We’ve had, at this point, 266 Popes. A handful of these have been morally bad. A couple may have privately held error. But despite the existence of bad Popes—and I deny Pope Francis is one—they never taught error. We need to ask ourselves why. Popes like John XII show we can have Popes who care nothing for serving God and the Church. But they didn’t issue any decrees exempting themselves from keeping mistresses or nepotism. How are we supposed to believe that 265 Popes avoided teaching error, but suddenly Pope Francis broke that streak?

Doubts that try to make that argument actually undermine the Church they hope to protect. If one argues Pope Francis is a bad Pope who teaches error, that person will have no reply—without resorting to the Special Pleading fallacy—to the challenge, “How can you say previous Popes did not teach error?” If one argues (and I have encountered some who do), “Francis refused to accept God’s guidance,” then that one has to answer how Benedict IX, John XII, Liberius, Honorius I, etc., managed to accept God’s guidance despite acting wrongly elsewhere. But if God did protect the Church from our acknowledged bad Popes, then the doubter must explain why He chose not to with Francis. It is only when one says, “God always protects the Church from teaching error,” that they can avoid this dilemma.

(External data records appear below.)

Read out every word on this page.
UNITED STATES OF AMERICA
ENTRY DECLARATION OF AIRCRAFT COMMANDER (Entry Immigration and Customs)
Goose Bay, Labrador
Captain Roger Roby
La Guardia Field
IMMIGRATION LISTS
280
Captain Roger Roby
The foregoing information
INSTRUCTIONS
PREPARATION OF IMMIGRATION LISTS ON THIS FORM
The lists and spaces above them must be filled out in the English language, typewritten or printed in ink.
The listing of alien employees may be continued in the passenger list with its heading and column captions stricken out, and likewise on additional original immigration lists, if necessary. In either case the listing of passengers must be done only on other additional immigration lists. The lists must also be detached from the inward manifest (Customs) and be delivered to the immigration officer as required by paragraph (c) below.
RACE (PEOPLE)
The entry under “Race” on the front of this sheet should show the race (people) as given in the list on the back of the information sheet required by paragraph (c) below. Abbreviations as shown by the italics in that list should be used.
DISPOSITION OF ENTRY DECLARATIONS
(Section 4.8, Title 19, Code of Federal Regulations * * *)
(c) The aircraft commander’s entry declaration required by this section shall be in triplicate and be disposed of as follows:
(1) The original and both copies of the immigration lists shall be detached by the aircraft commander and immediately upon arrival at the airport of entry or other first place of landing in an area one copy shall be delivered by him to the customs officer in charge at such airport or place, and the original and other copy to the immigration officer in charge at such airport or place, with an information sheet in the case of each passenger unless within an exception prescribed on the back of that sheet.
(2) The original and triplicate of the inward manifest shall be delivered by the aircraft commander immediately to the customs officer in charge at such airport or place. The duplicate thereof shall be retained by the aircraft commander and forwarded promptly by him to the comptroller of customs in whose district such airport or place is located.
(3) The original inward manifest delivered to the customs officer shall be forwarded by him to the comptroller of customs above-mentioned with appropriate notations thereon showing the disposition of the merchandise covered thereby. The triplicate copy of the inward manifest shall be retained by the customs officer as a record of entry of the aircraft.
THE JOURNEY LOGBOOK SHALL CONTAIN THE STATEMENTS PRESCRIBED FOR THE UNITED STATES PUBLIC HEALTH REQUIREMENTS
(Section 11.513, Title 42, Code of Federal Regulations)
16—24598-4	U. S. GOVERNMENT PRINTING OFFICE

This is why I have said it is more plausible to believe the Pope’s detractors have it wrong, than it is to believe that the Pope is teaching error. To believe the Pope teaches error, one must doubt Jesus protects the Rock on which He built His Church. That doesn’t mean we won’t have difficulties with what Popes do. There will be gaffes and misunderstood actions. God protecting Popes from teaching error when they use the teaching office doesn’t mean God protects them from sinning or being a bad administrator of the Church. We don’t have to defend the dark spots in the history of the Papal States, or ill-advised concordances. But when the Pope acts in teaching, or administrating the Church, we are bound to give assent (see CIC 747-754). The only way to avoid refusing obedience or fearing the Church can bind us to accept error, is to work to overcome doubts.

We should consider the words of Monsignor Ronald Knox, who pointed out the underlying point that addresses our problems:

Here is another suggestion, which may not be without its value—if you find yourself thus apparently deserted by the light of faith, do not fluster and baffle your imagination by presenting to it all the most difficult doctrines of the Christian religion, those which unbelievers find it easiest to attack; do not be asking yourself, “Can I really believe marriage is indissoluble?  Can I really believe that it is possible to go to hell as the punishment for one mortal sin?"  Keep your attention fixed to the main point, which is a single point – Can I trust the Catholic Church as the final repository of revealed truth?  If you can, all the rest follows; if you cannot, it makes little difference what else you believe or disbelieve.

(In Soft Garments, pages 113-114. Emphasis added).

And that is the ultimate question: Can I trust that the Church is this final repository? Can I trust that God will protect the Church, under the current Pope, from teaching error? If we can, we can trust God to protect the Church with each Pope. But if we doubt these things, the rest which we profess to believe is on shaky ground indeed.